For Liz Longley '10, Berklee was “the only school on my wish list.” After graduating with a focus in songwriting in 2010, she went on to take top prizes at some of the most prestigious songwriting competitions in the country, including the BMI John Lennon Songwriting Scholarship Competition, the International Acoustic Music Awards, and the Rocky Mountain Folk Fest Songwriting Competition. She has toured with the likes of Shawn Colvin, Amos Lee, Paula Cole, Livingston Taylor, Lori McKenna, and Colin Hay, and her music has been featured on television shows NY Med and Army Wives.


Shea Rose

Shea Rose '11 is an award-winning American singer-songwriter and a rock, soul, and hip-hop artist.
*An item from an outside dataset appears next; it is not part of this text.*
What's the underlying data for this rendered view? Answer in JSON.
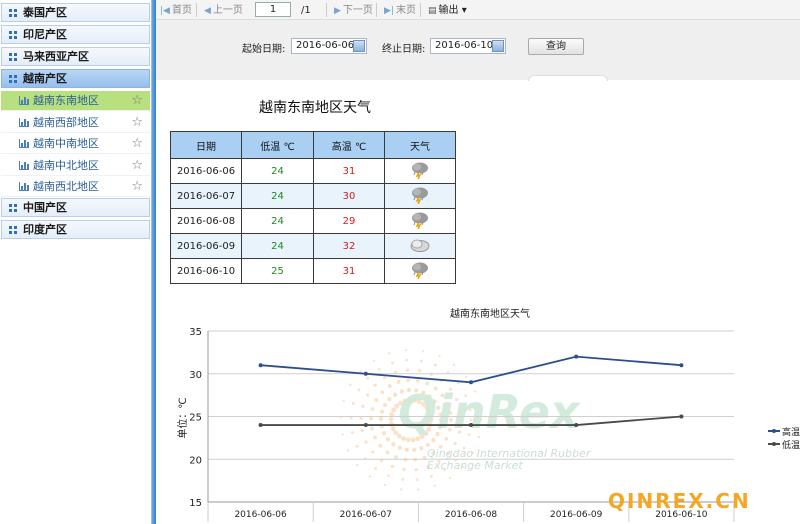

She was named the 2012 Pop/R&B Artist of the Year and the 2011 R&B/Soul/Urban/Contemporary Artist of the Year at the Boston Music Awards, and has been honored with a SESAC Award for collaboration on the Grammy-winning jazz album The Mosaic Project and the 2012 Songwriters Hall of Fame Abe Olman Scholarship for Excellence in Songwriting. Queen Latifah handpicked Rose for a CoverGirl music campaign and BET Awards appearance, calling her “America’s next female rapper.” Rose spoke at TEDx Beacon Street in 2014, describing her experience following vocal surgery to remove a polyp. Currently, she is curating the RISE Music Series at the Isabella Stewart Gardner Museum with composer and producer Simone Scazzocchio, bringing local, national, and international aspiring and established artists from the realms of pop, rock, and hip-hop to the museum.